Kay since one of the side effects of Advantix is itching I dont' think I'd use it on that particular dog at all. If you have fleas and/or see evidence of them on the dog then it's probably flea dermatitis but could be caused by a number of things including it's food.


----------



## drmatthewtaylor (Jan 16, 2012)

Debby said:


> Kay since one of the side effects of Advantix is itching I dont' think I'd use it on that particular dog at all. If you have fleas and/or see evidence of them on the dog then it's probably flea dermatitis but could be caused by a number of things including it's food.


You make a good point, but I'd like to clean it up for you a little (if you don't mind).

Kay's dog likely has an allergy and it is impossible to differentiate which allergy (flea, food, or seasonal) it has based on description alone and although there are tests for allergies for various reasons they usually aren't helpful at all especially early on. So we must use a system of trial and error with stress on system and not error. What I mean is that if we have an allergic dog and we see fleas then we must assume a flea allergy first.

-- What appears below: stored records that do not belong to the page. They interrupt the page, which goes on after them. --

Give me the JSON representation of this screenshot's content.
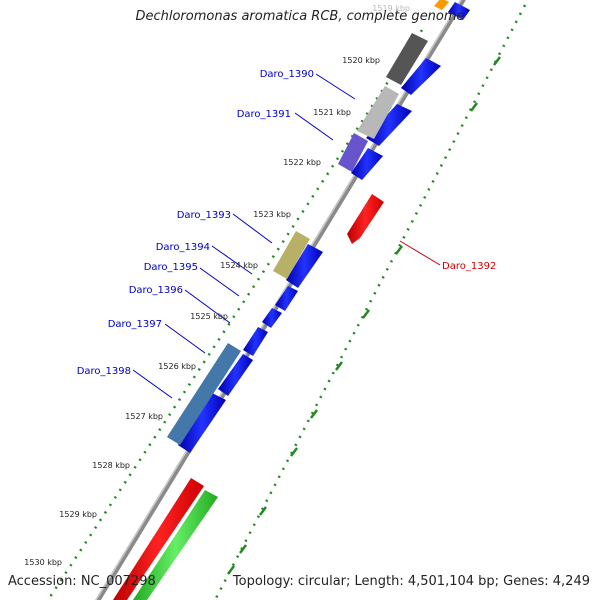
{
  "title": "Dechloromonas aromatica RCB, complete genome",
  "footer": {
    "accession": "Accession: NC_007298",
    "summary": "Topology: circular; Length: 4,501,104 bp; Genes: 4,249"
  },
  "ticks": [
    "1519 kbp",
    "1520 kbp",
    "1521 kbp",
    "1522 kbp",
    "1523 kbp",
    "1524 kbp",
    "1525 kbp",
    "1526 kbp",
    "1527 kbp",
    "1528 kbp",
    "1529 kbp",
    "1530 kbp"
  ],
  "genes": [
    {
      "label": "Daro_1390",
      "color": "#0000cc"
    },
    {
      "label": "Daro_1391",
      "color": "#0000cc"
    },
    {
      "label": "Daro_1392",
      "color": "#cc0000"
    },
    {
      "label": "Daro_1393",
      "color": "#0000cc"
    },
    {
      "label": "Daro_1394",
      "color": "#0000cc"
    },
    {
      "label": "Daro_1395",
      "color": "#0000cc"
    },
    {
      "label": "Daro_1396",
      "color": "#0000cc"
    },
    {
      "label": "Daro_1397",
      "color": "#0000cc"
    },
    {
      "label": "Daro_1398",
      "color": "#0000cc"
    }
  ],
  "colors": {
    "backbone": "#8a8a8a",
    "cds_forward": "#0000ee",
    "cds_reverse": "#ee0000",
    "rna": "#33cc33",
    "gc_skew": "#228822"
  }
}
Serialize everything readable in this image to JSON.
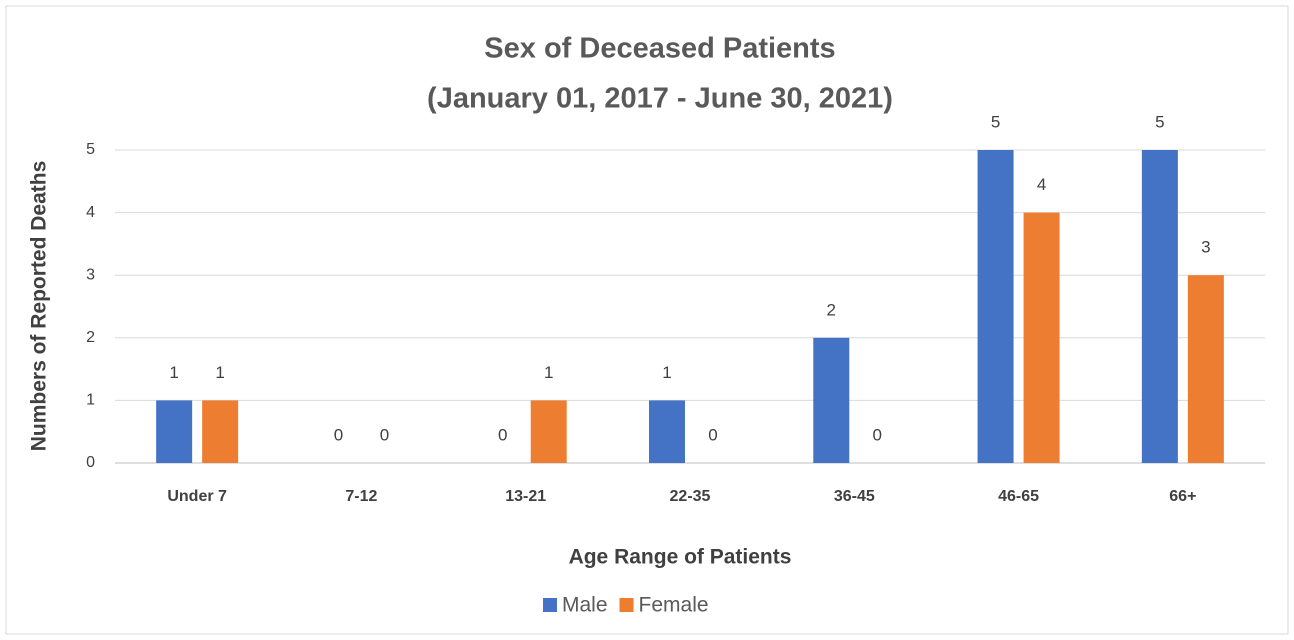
{
  "chart_data": {
    "type": "bar",
    "title": [
      "Sex of Deceased Patients",
      "(January 01, 2017 - June 30, 2021)"
    ],
    "x_label": "Age Range of Patients",
    "y_label": "Numbers of Reported Deaths",
    "categories": [
      "Under 7",
      "7-12",
      "13-21",
      "22-35",
      "36-45",
      "46-65",
      "66+"
    ],
    "series": [
      {
        "name": "Male",
        "color": "#4472c4",
        "values": [
          1,
          0,
          0,
          1,
          2,
          5,
          5
        ]
      },
      {
        "name": "Female",
        "color": "#ed7d31",
        "values": [
          1,
          0,
          1,
          0,
          0,
          4,
          3
        ]
      }
    ],
    "ylim": [
      0,
      5
    ],
    "yticks": [
      0,
      1,
      2,
      3,
      4,
      5
    ],
    "grid": true,
    "legend": "bottom"
  }
}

Its like fixing a car that's out of gas, I don't know why it won't run, but I have to fill the tank first just to rule that out.

Food allergies are a diagnosis of rule out not rule in, meaning we must look at other things first before we even think about trying a food trial and a food trial is a very specific life changing endeavor (not just changing the food).

Dr Taylor


----------



## kaykay (Jan 16, 2012)

He has been on the same dog food all his life. But I guess Purina could have changed something? We never had this issue with him until the last 2 years. Im going to give him the once over today while hubby is here. I am not easily seeing fleas, but his coat is so thick its hard to find them.


----------



## drmatthewtaylor (Jan 16, 2012)

kaykay said:


> He has been on the same dog food all his life. But I guess Purina could have changed something? We never had this issue with him until the last 2 years. Im going to give him the once over today while hubby is here. I am not easily seeing fleas, but his coat is so thick its hard to find them.


As dogs age, allergies tend to get worse.

Dogs do develop later in life food allergies, but please don't change the food as it is more complicated than that.

Dr Taylor


----------



## bev66 (Jan 17, 2012)

We raise miniature australian shepherds and I have been using Comfortis for several years on my breeding dogs with no problems.. I do however skip the dose on my females if they are close to welping or nursing pups.. Vomiting is a problem with a couple of my dogs but my vet recommended I break the pill up and give half in morning and half at night this has stopped the stomach problems completely.. I have tried several products on the market for fleas iin the past and Comfortis is the easiest most effective to use...


----------